Dinda mengangguk, "Iya, udah ya aku jalan duluan, kamu nunggu sendiri disini gapapa kan?" gini giliran Lysa yang mengangguk.

"Hati-hati Din!" seru Lysa saat Dinda sudah mulai melangkah meninggalkannya.

...

"Woy! Bangsat maju Lu Anjing!"

Dengan semangat serta emosi yang sudah menggebu-gebu, anak SMA 64 Berlari, menghampiri lawan mereka yang merupakan anak STM. Kali ini Mark, Jaemin, dn Eric memimpin di depan.

Biasanya Jeno yang memimpin, tapi kali ini ia tidak bisa berlari di didepan karena keadaan kakinya yang belum sembuh total. Tiga hari yang lalu entah anak dari sekolah mana tiba-tiba menyerempetnya, mengakibatkan ia terjatuh dari motor.

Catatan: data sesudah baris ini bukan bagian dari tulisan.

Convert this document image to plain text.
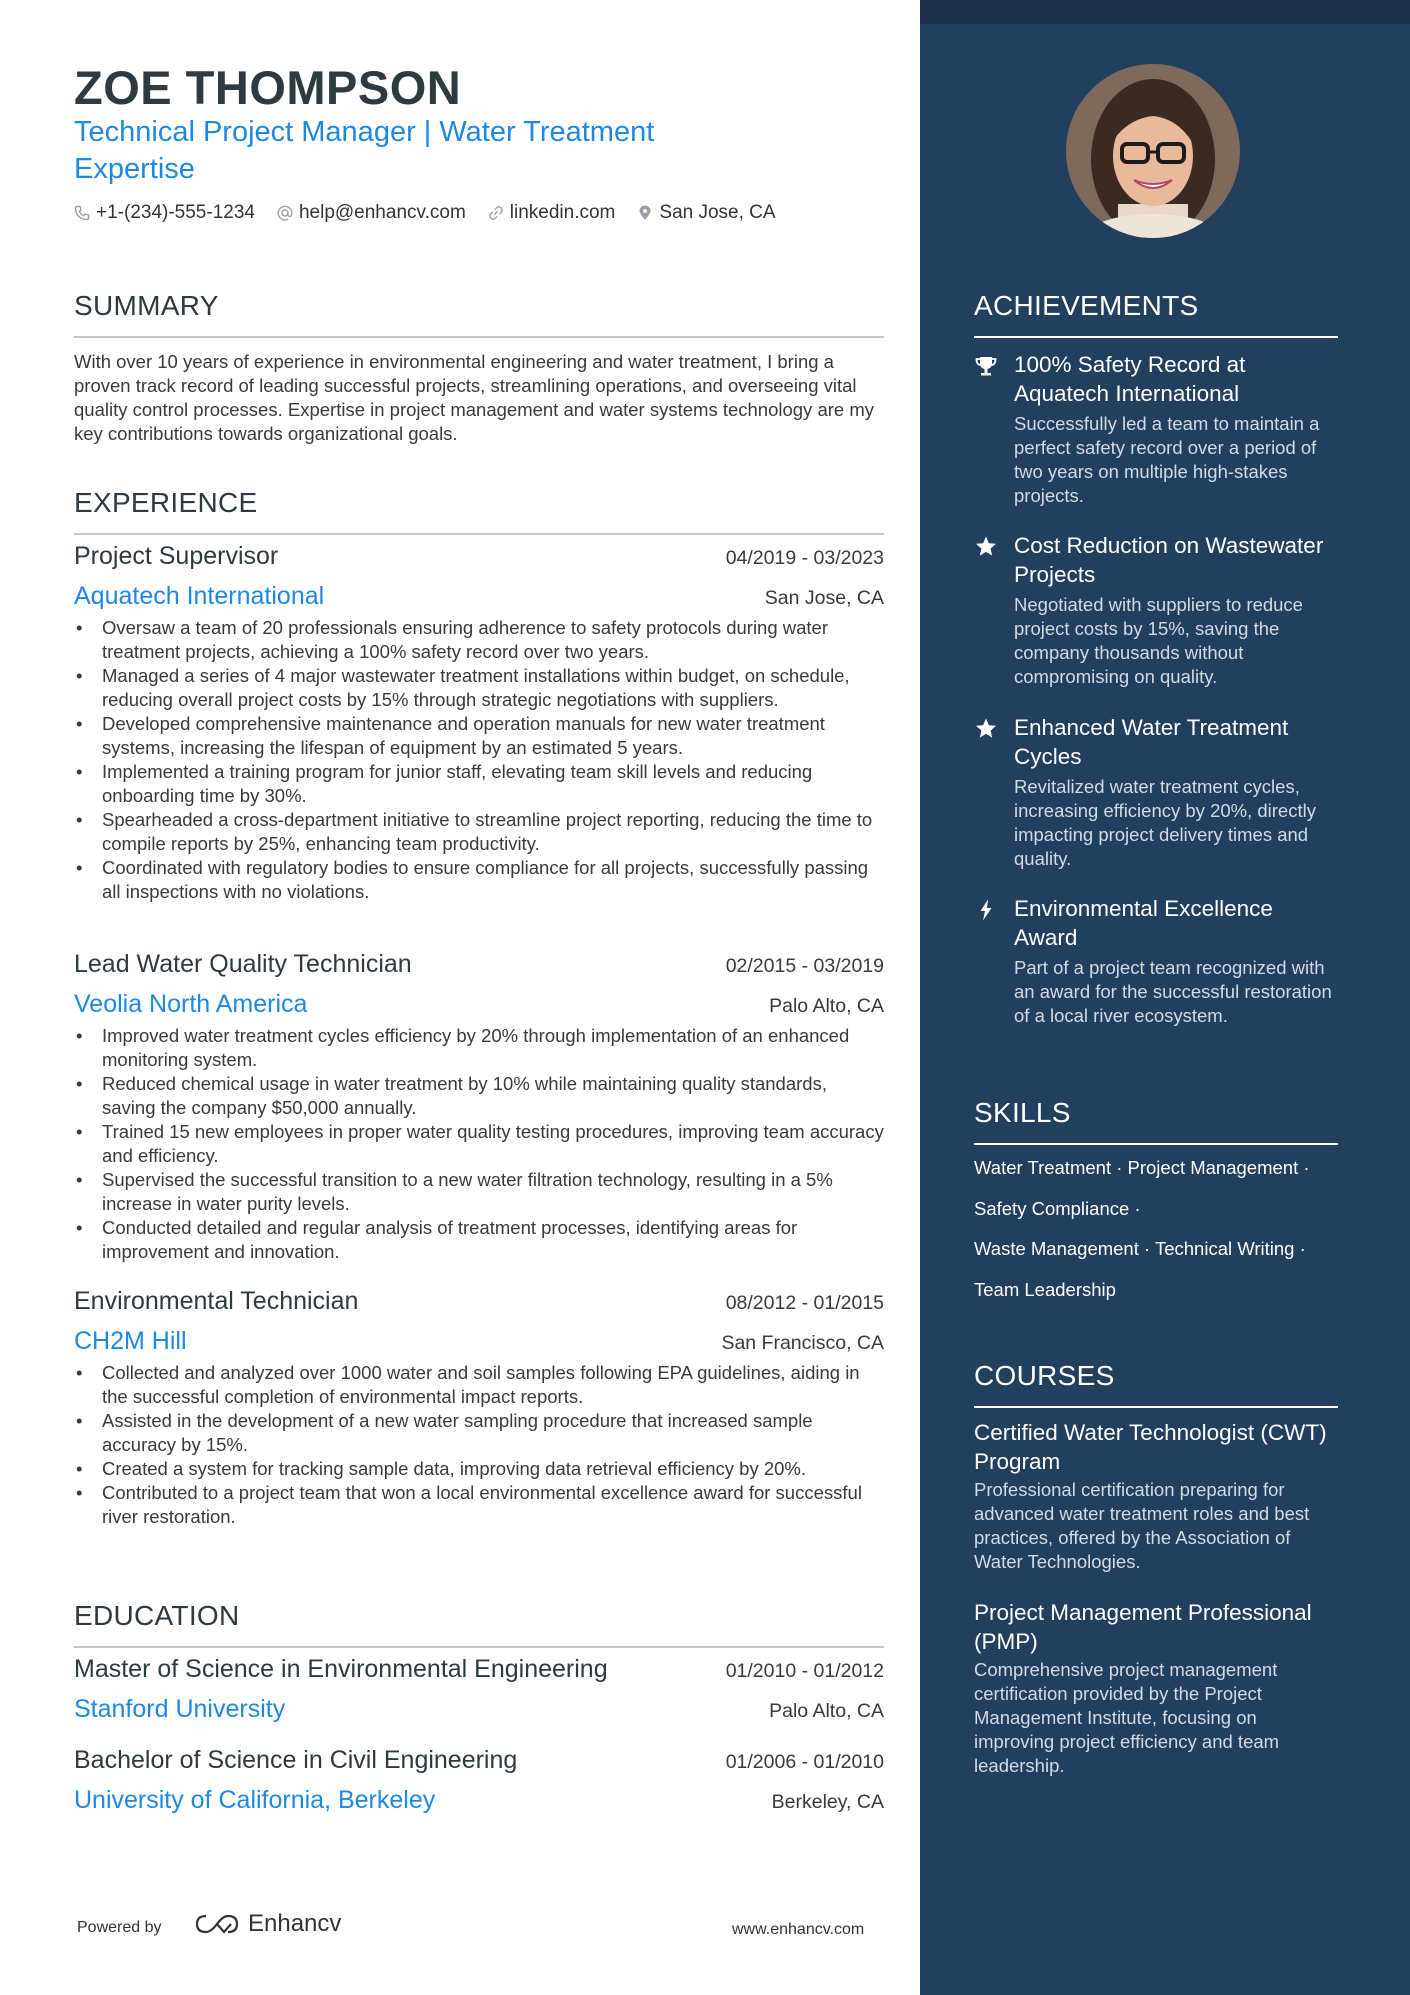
ZOE THOMPSON
Technical Project Manager | Water Treatment Expertise
+1-(234)-555-1234 help@enhancv.com linkedin.com San Jose, CA
SUMMARY
With over 10 years of experience in environmental engineering and water treatment, I bring a proven track record of leading successful projects, streamlining operations, and overseeing vital quality control processes. Expertise in project management and water systems technology are my key contributions towards organizational goals.
EXPERIENCE
Project Supervisor	04/2019 - 03/2023
Aquatech International	San Jose, CA
• Oversaw a team of 20 professionals ensuring adherence to safety protocols during water treatment projects, achieving a 100% safety record over two years.
• Managed a series of 4 major wastewater treatment installations within budget, on schedule, reducing overall project costs by 15% through strategic negotiations with suppliers.
• Developed comprehensive maintenance and operation manuals for new water treatment systems, increasing the lifespan of equipment by an estimated 5 years.
• Implemented a training program for junior staff, elevating team skill levels and reducing onboarding time by 30%.
• Spearheaded a cross-department initiative to streamline project reporting, reducing the time to compile reports by 25%, enhancing team productivity.
• Coordinated with regulatory bodies to ensure compliance for all projects, successfully passing all inspections with no violations.
Lead Water Quality Technician	02/2015 - 03/2019
Veolia North America	Palo Alto, CA
• Improved water treatment cycles efficiency by 20% through implementation of an enhanced monitoring system.
• Reduced chemical usage in water treatment by 10% while maintaining quality standards, saving the company $50,000 annually.
• Trained 15 new employees in proper water quality testing procedures, improving team accuracy and efficiency.
• Supervised the successful transition to a new water filtration technology, resulting in a 5% increase in water purity levels.
• Conducted detailed and regular analysis of treatment processes, identifying areas for improvement and innovation.
Environmental Technician	08/2012 - 01/2015
CH2M Hill	San Francisco, CA
• Collected and analyzed over 1000 water and soil samples following EPA guidelines, aiding in the successful completion of environmental impact reports.
• Assisted in the development of a new water sampling procedure that increased sample accuracy by 15%.
• Created a system for tracking sample data, improving data retrieval efficiency by 20%.
• Contributed to a project team that won a local environmental excellence award for successful river restoration.
EDUCATION
Master of Science in Environmental Engineering	01/2010 - 01/2012
Stanford University	Palo Alto, CA
Bachelor of Science in Civil Engineering	01/2006 - 01/2010
University of California, Berkeley	Berkeley, CA
Powered by	Enhancv	www.enhancv.com
ACHIEVEMENTS
100% Safety Record at Aquatech International
Successfully led a team to maintain a perfect safety record over a period of two years on multiple high-stakes projects.
Cost Reduction on Wastewater Projects
Negotiated with suppliers to reduce project costs by 15%, saving the company thousands without compromising on quality.
Enhanced Water Treatment Cycles
Revitalized water treatment cycles, increasing efficiency by 20%, directly impacting project delivery times and quality.
Environmental Excellence Award
Part of a project team recognized with an award for the successful restoration of a local river ecosystem.
SKILLS
Water Treatment · Project Management ·
Safety Compliance ·
Waste Management · Technical Writing ·
Team Leadership
COURSES
Certified Water Technologist (CWT) Program
Professional certification preparing for advanced water treatment roles and best practices, offered by the Association of Water Technologies.
Project Management Professional (PMP)
Comprehensive project management certification provided by the Project Management Institute, focusing on improving project efficiency and team leadership.
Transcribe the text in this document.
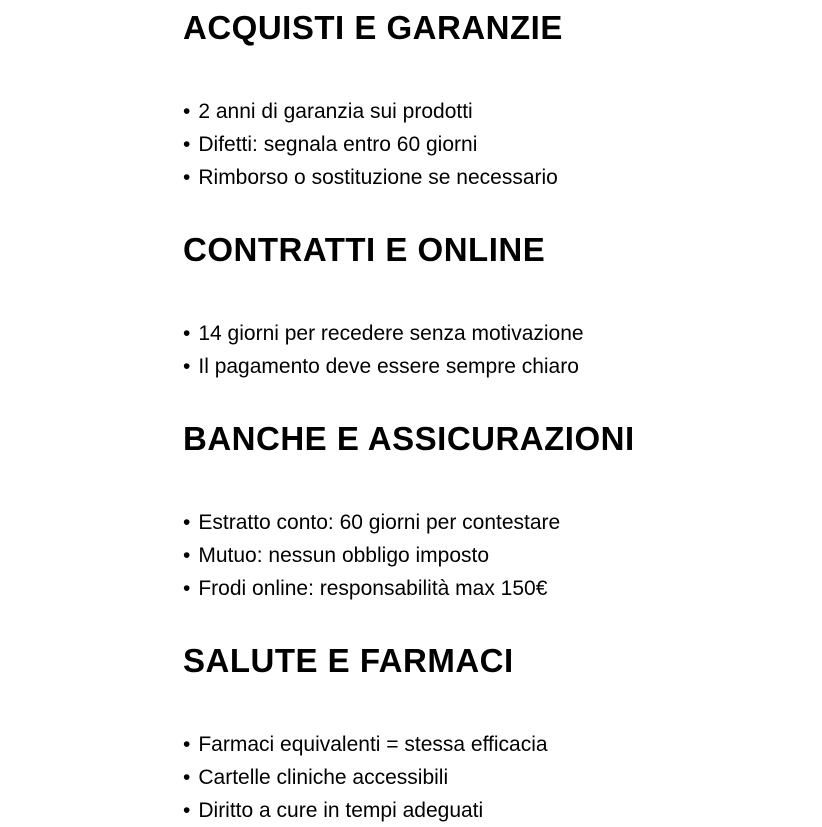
ACQUISTI E GARANZIE
• 2 anni di garanzia sui prodotti
• Difetti: segnala entro 60 giorni
• Rimborso o sostituzione se necessario
CONTRATTI E ONLINE
• 14 giorni per recedere senza motivazione
• Il pagamento deve essere sempre chiaro
BANCHE E ASSICURAZIONI
• Estratto conto: 60 giorni per contestare
• Mutuo: nessun obbligo imposto
• Frodi online: responsabilità max 150€
SALUTE E FARMACI
• Farmaci equivalenti = stessa efficacia
• Cartelle cliniche accessibili
• Diritto a cure in tempi adeguati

Jeno akan mencari siapa pelakunya, jika bertemu nanti, Jeno pastikan anak itu akan bernasib sama seperti dirinya, atau bahkan akan ia buat lebih parah dari apa yang ia rasakan saat ini.

Dua kubu itu kini menjadi satu, walaupun didominasi oleh anak-anak STM. Suara peraduan alat tempur mereka juga semakin lama semakin terdengar keras.

Kali ini Jeno menggunakan ikat pinggang yang ia pegang ditangan kanannya dan teman setianya yaitu sebuah celurit kecil yang ia pegang di tangan kirinya.

Dinda mendengus sebal, ia berjalan sambil menghentak-hentakan kaki, bibirnya juga terlipat kebawah. Kenapa hari ini ia harus bernasib sial sih?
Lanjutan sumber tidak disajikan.